Getting Uncomfortable

Getting Uncomfortable

My 10-Day Silent Meditation Retreat Experience

In June of 2018 I quit my job as an Art Director of Brand Marketing at Medallia to take some time to reflect, work on myself, and experience new things. I decided the first step would be a 10-day Vipassana Silent Meditation Retreat in Merritt, British Columbia.

What is Vipassana meditation? Practiced in the branch of Theraväda Buddhism, it is taught as the original technique of meditation by the Buddha to work towards Enlightenment. It’s a type of meditation that focuses on observing bodily sensations with equanimity to understand the relationship of mind and body and the impermanent nature of reality.

In practice, it’s 10 days far from civilization and living in fairly spartan quarters. There is no communication, physical contact, killing (including eating meat), phones, reading, writing, or exercise. These restrictions encourage a quiet stillness in the mind. For me, it was an intense journey of emotional highs and lows, giving me a unique perspective to see myself and others.
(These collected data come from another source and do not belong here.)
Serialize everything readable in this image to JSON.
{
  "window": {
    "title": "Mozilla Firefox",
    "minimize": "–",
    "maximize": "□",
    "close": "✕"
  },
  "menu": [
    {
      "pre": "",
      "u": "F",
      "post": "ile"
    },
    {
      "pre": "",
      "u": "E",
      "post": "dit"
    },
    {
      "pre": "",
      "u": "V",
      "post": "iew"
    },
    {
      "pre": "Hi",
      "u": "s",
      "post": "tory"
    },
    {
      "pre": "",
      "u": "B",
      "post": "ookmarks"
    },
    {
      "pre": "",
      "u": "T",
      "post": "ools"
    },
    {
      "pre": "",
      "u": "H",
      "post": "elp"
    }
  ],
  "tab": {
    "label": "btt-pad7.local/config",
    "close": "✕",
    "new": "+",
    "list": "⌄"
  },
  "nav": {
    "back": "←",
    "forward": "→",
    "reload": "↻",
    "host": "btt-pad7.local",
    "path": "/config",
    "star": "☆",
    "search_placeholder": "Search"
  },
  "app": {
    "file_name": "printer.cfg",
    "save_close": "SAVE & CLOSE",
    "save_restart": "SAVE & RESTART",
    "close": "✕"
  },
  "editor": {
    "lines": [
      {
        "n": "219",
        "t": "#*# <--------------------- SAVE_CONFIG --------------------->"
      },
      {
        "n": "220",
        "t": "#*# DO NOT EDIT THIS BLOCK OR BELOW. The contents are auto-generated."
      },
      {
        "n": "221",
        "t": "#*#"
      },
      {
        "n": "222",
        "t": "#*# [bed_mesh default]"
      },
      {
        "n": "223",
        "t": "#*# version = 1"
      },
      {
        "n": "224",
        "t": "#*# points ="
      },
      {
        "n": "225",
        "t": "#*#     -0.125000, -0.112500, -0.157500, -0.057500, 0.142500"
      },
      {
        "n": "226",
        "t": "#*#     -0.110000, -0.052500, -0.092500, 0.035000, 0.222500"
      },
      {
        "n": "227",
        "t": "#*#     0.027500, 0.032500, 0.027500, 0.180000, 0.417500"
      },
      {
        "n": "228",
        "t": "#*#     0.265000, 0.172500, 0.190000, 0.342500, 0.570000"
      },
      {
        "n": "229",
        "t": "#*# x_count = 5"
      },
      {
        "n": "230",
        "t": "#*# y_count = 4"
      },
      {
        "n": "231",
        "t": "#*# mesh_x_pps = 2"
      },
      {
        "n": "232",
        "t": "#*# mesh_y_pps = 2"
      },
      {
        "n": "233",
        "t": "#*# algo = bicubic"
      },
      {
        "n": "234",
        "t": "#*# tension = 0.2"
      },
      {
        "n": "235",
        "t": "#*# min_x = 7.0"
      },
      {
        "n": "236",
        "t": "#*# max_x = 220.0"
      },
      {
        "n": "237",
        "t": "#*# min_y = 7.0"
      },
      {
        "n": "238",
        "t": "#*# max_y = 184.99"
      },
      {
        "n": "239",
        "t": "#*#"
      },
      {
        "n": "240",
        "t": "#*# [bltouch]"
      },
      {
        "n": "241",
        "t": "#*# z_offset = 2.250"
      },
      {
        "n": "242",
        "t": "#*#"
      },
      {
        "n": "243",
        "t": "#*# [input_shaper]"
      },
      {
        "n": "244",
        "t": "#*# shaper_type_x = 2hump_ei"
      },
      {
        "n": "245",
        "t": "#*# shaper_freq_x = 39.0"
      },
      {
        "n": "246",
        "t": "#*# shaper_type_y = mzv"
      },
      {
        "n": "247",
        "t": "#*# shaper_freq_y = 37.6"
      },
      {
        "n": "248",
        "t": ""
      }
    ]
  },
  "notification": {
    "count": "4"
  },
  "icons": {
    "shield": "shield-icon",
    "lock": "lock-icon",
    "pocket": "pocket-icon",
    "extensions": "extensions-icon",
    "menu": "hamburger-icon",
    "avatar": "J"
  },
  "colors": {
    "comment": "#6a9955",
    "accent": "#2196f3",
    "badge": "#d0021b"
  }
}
To shed a little light into how that rollercoaster went, here’s a chart with highlights, my key takeaways & tips, and if I’d recommend the course to others.


Takeaways & Tips

  • We don’t have many moments in adult life with so much uncertainty where you just have to come in with a beginners mindset and your own determination. It felt like moving into the college dorms or starting a first job and was refreshing.
  • The course was more challenging than expected. I was challenged in unexpected ways. I didn’t mind the silence or the early mornings, but found the sense of isolation and simply sitting for long periods of time incredibly difficult.
  • Vipassana is a technique based on spiritual and religious practices. Despite the claims of being non-sectarian and universal, it does come wrapped in a package of mysticism and morality.
  • The course attracted attendees from a wide variety of backgrounds and locales. It was cool to see so many different people working towards a common goal of self understanding and mindfulness.
  • It is painful to sit still for extended periods of time. It took me till day 7 to be able to not change my position during the hour-long “sittings of strong determination,” even with plenty of cushions and support. This was my final set up:
  • The human mind is great at feeling the general time of day, and terrible at actually keeping time. With my eyes closed and no alerts, an hour can feel like moments or ages.
  • Boredom is an entirely different experience without a phone, books, talking, or exercise. I ended up enjoying things I used to do as a kid outdoors: balancing on rocks and stumps, observing bugs and plants, catching the white fluffs from a tree on a windy day. It was really pleasant, playing for it’s own sake.
  • We all create images of others with whatever incomplete information we have. I didn’t realize this until the day we ended the silence and stone-faced acquaintances became warm friends. Many of the other students that had seemed so stoic had faced internal struggles greater than my own. We shared in the experience and the camaraderie felt with basically strangers was remarkable.
  • By the course end, everyone I talked to did feel more mindful, more aware of themselves, and more balanced. I felt more compassionate, which in itself might be worth it. Except towards mosquitos. I want all mosquitos to die.

Likelihood to Recommend?

Looking back, the “difficult but life-changing” review from co-workers that had taken a course was both accurate, but also not technically a recommendation. On that point, I do think it’s not for everyone. Ask yourself, what are you looking for? A break from work/reality/your phone/the craziness of life? There are easier, less trying ways of getting this. An introduction and lesson in meditation? There are simpler techniques that might be more suited towards your goals. But a deeper, more mindful understanding of yourself? For that, there’s nothing like a Vipassana retreat.